An Oakland County jury awarded Brian Iminski $32,375,683 after a First Student school bus ran a red light and T-boned his work pickup, leaving him with brain and back injuries.
What happened
On the morning of March 8, 2024, Brian Iminski was driving his work pickup truck to his job at an HVAC company in Oakland County, Michigan. A First Student school bus, driven by Kentera Jones, ran a red light. First Student is one of the largest student transportation companies in the country, and the bus weighed roughly 35,000 pounds. It T-boned Iminski's truck and shoved it into a barricade.
The size difference left Iminski badly hurt. He suffered a closed head injury along with acute back and neck injuries. His recovery became a long run of increasingly invasive spinal treatments that ended in a fusion surgery. He also lived with cognitive effects he and his doctors described as brain fog. The physical limits eventually cost him his HVAC job.
Before trial, the court ruled that Jones had run the red light and that First Student was liable for the crash. That left a single question for the jury: how much Iminski's injuries were worth. Jurors never heard a fight over fault. The damages trial opened on May 6, 2026, in Oakland County Circuit Court before Judge Jacob Cunningham, and Courtroom View Network recorded the proceedings.
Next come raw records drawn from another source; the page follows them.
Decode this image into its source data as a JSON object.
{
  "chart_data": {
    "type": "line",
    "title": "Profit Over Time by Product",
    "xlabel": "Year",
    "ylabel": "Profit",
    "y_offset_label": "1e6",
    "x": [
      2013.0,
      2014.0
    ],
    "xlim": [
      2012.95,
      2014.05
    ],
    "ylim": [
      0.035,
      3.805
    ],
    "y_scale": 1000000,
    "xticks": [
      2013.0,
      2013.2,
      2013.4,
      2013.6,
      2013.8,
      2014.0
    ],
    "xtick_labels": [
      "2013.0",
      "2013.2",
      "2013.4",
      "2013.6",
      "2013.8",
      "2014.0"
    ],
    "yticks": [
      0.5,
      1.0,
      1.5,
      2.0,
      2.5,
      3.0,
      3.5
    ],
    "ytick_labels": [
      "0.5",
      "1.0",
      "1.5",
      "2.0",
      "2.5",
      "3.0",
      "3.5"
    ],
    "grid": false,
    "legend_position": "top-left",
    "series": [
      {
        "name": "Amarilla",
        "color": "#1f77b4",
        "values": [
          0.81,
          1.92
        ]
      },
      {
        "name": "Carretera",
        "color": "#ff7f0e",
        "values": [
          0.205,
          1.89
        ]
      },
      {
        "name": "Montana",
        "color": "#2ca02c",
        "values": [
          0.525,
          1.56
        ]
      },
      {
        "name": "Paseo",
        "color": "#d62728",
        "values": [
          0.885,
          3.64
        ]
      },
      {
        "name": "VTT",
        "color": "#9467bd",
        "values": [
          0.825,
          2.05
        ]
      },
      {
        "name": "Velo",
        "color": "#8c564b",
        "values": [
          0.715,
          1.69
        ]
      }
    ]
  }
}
First Student did not contest fault at trial, but it fought hard on the numbers. Defense attorney Kevin Plagens argued that Iminski's problems traced back to an earlier car accident rather than the bus crash, and told jurors any award should land between $350,000 and $500,000. Jonathan Marko of Marko Law answered with Iminski's own treating physicians, doctors who had cared for him before the collision. Each one testified that the crash, not a pre-existing condition, caused his injuries.
About two weeks after testimony began, the jury returned its verdict: $32,375,683. The figure towered over the defense's pretrial settlement offer of $750,000, made the day before trial, and over Marko's own $10 million demand. Marko told Courtroom View Network afterward that he credited the result to the treating physicians who knew Iminski before the wreck.
The award stood as returned in the coverage of the verdict. Under Michigan law, the defense is also responsible for Iminski's attorney fees and costs.
Sources
This account is drawn from contemporaneous public reporting and the court record.